Porsche and Schuler announce plans to build a press shop together for the "car factory of the future." Representatives of both companies signed the contract last week for the foundation of a corresponding joint venture. The European Commission has already green-lighted the joint undertaking. Approval from further anti-trust authorities is still pending. The objective of this Schuler and Porsche joint venture is to create what is termed the “Smart Press Shop” as part of a networked Industry 4.0 approach. The new press shop’s technologies hopes to enable the flexible production of complex car body parts, where the focus will be on aluminum body panels and small batch production.

“Porsche wants to use the joint venture to lay the foundations for the future of sports car manufacturing,” said Albrecht Reimold, member of the executive board for production and logistics at Porsche. “We plan to exploit future technologies and innovations in order to make our processes even more efficient. By dovetailing design, development, car body planning, toolmaking and production within the Porsche Group, we can significantly influence the quality of our sports cars.”

“Porsche and Schuler will be using a press shop that sets new standards in two respects – in terms of manufacturing performance, as well as the digital networking and readability of data streams along the entire production process.
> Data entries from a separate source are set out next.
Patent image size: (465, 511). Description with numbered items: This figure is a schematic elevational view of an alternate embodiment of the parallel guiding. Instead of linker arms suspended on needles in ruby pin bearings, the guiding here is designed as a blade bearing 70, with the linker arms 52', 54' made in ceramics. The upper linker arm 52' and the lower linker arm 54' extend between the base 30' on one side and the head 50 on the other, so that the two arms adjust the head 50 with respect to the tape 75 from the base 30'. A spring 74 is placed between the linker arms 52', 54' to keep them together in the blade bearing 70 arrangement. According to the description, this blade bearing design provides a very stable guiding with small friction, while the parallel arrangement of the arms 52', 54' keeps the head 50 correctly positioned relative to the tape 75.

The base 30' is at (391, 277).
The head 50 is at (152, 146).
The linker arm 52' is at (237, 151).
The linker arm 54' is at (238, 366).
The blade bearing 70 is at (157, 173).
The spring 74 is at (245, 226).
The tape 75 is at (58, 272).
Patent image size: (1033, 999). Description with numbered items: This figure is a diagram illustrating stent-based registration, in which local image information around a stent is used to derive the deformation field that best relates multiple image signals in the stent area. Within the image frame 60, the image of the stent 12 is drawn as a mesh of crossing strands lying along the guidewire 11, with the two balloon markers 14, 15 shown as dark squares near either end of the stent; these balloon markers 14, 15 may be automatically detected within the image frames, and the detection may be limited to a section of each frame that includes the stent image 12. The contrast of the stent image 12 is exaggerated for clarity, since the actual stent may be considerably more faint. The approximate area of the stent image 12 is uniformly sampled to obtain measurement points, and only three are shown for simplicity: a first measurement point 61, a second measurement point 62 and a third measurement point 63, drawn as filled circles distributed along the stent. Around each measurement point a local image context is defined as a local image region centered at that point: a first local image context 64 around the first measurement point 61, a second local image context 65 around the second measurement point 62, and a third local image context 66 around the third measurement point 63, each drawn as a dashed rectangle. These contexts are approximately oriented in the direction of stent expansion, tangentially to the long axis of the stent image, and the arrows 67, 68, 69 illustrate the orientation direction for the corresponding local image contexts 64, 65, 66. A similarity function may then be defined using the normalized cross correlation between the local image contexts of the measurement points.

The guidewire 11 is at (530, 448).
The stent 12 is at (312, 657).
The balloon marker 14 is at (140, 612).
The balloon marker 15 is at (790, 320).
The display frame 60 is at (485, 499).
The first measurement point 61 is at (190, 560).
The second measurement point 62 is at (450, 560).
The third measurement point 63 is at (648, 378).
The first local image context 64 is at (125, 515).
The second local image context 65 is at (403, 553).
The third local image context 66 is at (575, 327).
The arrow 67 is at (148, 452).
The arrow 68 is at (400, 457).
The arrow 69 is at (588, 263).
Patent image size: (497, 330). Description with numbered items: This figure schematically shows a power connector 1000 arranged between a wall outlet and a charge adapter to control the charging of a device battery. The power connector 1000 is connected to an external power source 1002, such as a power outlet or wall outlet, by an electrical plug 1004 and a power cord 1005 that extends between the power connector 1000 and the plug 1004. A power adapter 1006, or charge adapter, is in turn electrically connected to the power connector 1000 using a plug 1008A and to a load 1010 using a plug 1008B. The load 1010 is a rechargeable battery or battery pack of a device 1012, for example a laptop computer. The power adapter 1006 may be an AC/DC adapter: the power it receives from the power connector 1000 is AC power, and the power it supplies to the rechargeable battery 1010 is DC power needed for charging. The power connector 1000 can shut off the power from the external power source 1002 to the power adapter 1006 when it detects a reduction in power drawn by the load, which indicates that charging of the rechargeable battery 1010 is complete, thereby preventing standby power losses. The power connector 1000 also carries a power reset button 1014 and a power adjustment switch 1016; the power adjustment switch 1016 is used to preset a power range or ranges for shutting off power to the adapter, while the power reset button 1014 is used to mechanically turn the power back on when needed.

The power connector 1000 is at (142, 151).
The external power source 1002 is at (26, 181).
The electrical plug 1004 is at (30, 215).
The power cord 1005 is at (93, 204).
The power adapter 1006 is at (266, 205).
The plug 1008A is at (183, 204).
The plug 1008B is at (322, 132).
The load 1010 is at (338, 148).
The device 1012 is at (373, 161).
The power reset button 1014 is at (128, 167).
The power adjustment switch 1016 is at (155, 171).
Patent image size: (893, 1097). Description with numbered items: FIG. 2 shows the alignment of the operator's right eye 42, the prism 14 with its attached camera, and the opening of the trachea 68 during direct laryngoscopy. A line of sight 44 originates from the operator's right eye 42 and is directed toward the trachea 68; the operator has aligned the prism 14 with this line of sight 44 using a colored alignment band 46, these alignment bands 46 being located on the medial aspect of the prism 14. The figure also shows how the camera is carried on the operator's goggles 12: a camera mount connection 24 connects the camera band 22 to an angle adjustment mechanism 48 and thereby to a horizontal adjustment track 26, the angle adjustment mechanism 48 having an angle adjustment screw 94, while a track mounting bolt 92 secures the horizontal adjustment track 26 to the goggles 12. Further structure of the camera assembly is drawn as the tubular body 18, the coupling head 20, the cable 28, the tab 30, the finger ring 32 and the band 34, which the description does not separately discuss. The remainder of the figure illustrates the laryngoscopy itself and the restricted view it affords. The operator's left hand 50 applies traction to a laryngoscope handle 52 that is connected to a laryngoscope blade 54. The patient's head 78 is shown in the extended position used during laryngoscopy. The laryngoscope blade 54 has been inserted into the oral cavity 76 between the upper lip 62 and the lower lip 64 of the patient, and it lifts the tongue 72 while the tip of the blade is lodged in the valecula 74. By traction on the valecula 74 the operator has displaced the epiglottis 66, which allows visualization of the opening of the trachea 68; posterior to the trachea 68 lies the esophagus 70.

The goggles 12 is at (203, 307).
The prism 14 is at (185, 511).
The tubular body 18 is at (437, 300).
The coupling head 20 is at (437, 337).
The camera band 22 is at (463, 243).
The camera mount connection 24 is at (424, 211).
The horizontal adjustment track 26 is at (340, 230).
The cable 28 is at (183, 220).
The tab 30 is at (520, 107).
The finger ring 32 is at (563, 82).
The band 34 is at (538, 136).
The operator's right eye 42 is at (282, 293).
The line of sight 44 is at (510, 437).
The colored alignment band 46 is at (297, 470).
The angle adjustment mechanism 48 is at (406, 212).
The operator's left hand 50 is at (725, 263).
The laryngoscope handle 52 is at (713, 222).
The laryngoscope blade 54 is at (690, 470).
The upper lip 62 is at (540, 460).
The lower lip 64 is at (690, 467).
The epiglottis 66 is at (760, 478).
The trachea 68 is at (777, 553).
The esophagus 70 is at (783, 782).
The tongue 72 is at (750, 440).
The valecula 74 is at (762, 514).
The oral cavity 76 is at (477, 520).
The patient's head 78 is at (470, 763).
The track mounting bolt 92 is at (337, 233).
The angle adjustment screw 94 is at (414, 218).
Not only Porsche will benefit from this major step forward, but ultimately other manufacturers as well," said Schuler CEO Domenico Iacovelli.

The further development of process know-how in the field of metalforming will be achieved in part by the end-to-end networking of production data and the use of machine learning. Porsche and Schuler aim to set new standards in the field of predictive maintenance and intelligent production control.

The joint venture will use Schuler’s new Servo 20 Technology. It raises maximum output from 18 to 20 strokes per minute while reducing energy consumption per stroke and per part. A newly developed die-changing concept makes it possible to produce small batch sizes with a high degree of economic efficiency. Further features of the new line include an optimized servo drive in the downstream presses plus a reduced footprint.

The joint venture will operate as an independent company (GmbH & Co. KG) held in equal proportions by Schuler and Porsche. Each of the two companies will invest a double-digit million Euro amount in the joint venture. Over 100 highly skilled jobs are to be created. The location of the new company has not been finally decided yet. However, its location is expected to minimize logistics distances for car body parts – thus significantly reducing CO2 emissions.